Bahkan, Prabowo menyebut utang Indonesia kini Rp1 triliun tiap hari.

"Saudara-saudara utang pemerintahan kita naik terus ya kan, 95 juta orang masih hidup miskin. Utang pemerintah kita naik terus. Sekarang hitungannya Rp1 triliun tiap hari," kata Prabowo.

"Ada yang mengatakan tidak ada masalah, tapi para ahli yang mengerti bahwa utang itu mengancam kedaulatan," lanjut Prabowo.

Prabowo melanjutkan pidatonya dan membahas masalah ketimpangan sosial antara si kaya dan si miskin di Indonesia.

Dalam pidatonya tersebut, Prabowo menampilkan data dari Bank Dunia yang menunjukkan bahwa di Indonesia ada 40 orang terkaya yang memiliki kekayaan 584 kali rata-rata orang Indonesia lainnya.

"Pertumbuhan ekonomi tidak naik, Indonesia terancam negara miskin selamanya. Ya bener ada orang Indonesia yang kaya raya. Satu persen menguasai setengah kekayaan, 10 persen terkaya menguasai 75 persen kekayaan Indonesia," ujar Prabowo.

Prabowo juga menambahkan indikator yang menunjukkan ketimpangan sosial memang terjadi di Indonesia. Indikator yang ia sebutkan yakni masalah stunting anak di Indonesia. Data menununjukkan bahwa 1 dari 3 anak di Indonesia mengalami stunting.

Hal tersebut, menurut Prabowo, disebabkan oleh gizi buruk yang menunjukkan bahwa rakyat Indonesia belum sejahtera.(tb)

Polling Capres cawapres 2019-2024
Editor/Sumber: Ikhlas Bakri/Tribunnews.com
Tag: indonesia,metro,nasional,politik

SILAHKAN BERBAGI


REKOMENDASI


BE SMART, READ MORE

PMI Kota Bukittinggi Mengadakan Jumbara PMR Se Sumatera Barat

PMI Kota Bukittinggi Mengadakan Jumbara PMR Se Sumatera Barat

BUKITTINGGI - Kegiatan Jumpa Bhakti dan Gembira (Jumbara) Palang Merah Indonesia (PMR) Wira se Sumatera Barat yang...

Ratusan Personel Yonif 133/YS Belajar Tehnik dan Taktik tempur, Ini Pesan Danrem 032/Wbr

Ratusan Personel Yonif 133/YS Belajar Tehnik dan Taktik tempur, Ini Pesan Danrem 032/Wbr

PADANG -- Danrem 032/Wbr Brigjen TNI Mirza agus, S.I.P Membuka latihan teknis dan taktis (Latnistis) tingkat Batalyon,...

Triathlon 2018: 8 Negara Lintasi Destinasi Wisata Kota Pariaman

Triathlon 2018: 8 Negara Lintasi Destinasi Wisata Kota Pariaman

PARIAMAN - Hari pertama gelaran Pariaman international Triathlon 2018 berlangsung semarak.
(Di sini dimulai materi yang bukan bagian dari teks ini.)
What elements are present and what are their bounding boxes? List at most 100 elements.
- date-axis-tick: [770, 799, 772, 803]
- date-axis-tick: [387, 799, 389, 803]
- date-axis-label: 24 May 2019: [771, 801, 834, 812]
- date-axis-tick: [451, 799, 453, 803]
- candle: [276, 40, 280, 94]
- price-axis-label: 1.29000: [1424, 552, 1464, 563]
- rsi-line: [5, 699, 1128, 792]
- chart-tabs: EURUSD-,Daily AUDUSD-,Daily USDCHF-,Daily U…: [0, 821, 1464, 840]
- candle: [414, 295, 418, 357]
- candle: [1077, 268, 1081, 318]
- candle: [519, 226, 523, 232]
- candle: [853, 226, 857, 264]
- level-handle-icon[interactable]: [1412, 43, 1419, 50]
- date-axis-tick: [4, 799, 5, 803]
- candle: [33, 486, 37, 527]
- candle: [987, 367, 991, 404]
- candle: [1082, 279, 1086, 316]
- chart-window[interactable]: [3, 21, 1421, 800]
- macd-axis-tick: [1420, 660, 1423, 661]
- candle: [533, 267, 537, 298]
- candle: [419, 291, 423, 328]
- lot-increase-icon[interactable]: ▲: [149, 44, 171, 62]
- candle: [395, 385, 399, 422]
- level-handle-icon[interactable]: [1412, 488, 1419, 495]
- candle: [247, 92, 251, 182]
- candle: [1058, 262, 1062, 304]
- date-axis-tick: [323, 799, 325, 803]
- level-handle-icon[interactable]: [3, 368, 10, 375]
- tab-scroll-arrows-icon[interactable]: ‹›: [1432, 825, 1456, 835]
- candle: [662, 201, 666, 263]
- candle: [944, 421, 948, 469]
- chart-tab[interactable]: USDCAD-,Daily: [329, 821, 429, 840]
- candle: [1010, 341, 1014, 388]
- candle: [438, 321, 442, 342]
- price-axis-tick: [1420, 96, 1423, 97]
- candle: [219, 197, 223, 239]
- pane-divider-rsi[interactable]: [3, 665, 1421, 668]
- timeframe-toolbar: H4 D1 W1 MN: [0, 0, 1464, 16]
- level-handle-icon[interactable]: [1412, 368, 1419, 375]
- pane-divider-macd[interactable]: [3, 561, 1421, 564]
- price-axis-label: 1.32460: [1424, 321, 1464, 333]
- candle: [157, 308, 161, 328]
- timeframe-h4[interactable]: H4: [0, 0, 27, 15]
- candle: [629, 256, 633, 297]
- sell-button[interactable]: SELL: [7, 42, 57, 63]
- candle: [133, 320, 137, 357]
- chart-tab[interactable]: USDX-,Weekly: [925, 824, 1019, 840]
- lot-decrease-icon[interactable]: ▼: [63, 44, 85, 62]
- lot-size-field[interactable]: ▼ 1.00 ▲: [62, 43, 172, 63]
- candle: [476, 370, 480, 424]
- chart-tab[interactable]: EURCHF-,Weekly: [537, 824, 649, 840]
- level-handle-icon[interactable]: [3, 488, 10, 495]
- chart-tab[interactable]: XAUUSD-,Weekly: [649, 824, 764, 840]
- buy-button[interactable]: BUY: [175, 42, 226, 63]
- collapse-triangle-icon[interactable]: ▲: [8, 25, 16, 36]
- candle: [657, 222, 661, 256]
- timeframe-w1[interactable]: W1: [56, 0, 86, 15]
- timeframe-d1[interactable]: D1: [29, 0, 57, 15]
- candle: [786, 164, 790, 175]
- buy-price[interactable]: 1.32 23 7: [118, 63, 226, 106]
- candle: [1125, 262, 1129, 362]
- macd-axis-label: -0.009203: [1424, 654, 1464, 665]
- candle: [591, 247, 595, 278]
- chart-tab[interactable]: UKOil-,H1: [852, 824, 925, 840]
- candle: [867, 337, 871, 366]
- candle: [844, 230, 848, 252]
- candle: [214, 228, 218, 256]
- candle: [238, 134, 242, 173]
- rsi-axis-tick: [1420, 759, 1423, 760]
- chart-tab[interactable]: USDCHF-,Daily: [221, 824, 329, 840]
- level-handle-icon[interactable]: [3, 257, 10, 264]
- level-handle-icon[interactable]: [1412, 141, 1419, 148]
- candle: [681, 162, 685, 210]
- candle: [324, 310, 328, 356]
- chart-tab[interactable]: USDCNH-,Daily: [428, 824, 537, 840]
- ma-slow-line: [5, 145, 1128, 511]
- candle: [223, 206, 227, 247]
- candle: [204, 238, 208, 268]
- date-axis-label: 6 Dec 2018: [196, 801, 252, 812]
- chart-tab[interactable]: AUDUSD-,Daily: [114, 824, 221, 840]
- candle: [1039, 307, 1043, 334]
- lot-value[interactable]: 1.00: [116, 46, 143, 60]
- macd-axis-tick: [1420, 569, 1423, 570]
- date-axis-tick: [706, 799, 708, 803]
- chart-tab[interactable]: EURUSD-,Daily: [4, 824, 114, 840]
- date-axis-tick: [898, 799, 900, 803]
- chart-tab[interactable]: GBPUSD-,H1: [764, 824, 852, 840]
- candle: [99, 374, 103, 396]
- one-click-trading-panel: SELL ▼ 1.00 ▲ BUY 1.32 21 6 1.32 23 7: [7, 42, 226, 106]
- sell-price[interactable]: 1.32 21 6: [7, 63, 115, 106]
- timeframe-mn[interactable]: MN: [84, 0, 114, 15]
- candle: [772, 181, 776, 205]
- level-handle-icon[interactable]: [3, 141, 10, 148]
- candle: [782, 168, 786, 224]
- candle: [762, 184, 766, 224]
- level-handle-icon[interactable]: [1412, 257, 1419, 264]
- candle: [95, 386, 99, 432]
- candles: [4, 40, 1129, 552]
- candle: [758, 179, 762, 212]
Walikota Pariaman Genius...

Jumbara PMR Se-Sumbar di Bukittingi Libatkan KSR Unit Perguruan Tinggi

Jumbara PMR Se-Sumbar di Bukittingi Libatkan KSR Unit Perguruan Tinggi

BUKITTINGGI - Panitia kegiatan Jumpa Bhakti dan Gembira (Jumbara) Palang Merah Indonesia (PMI) tingkat Palang Merah...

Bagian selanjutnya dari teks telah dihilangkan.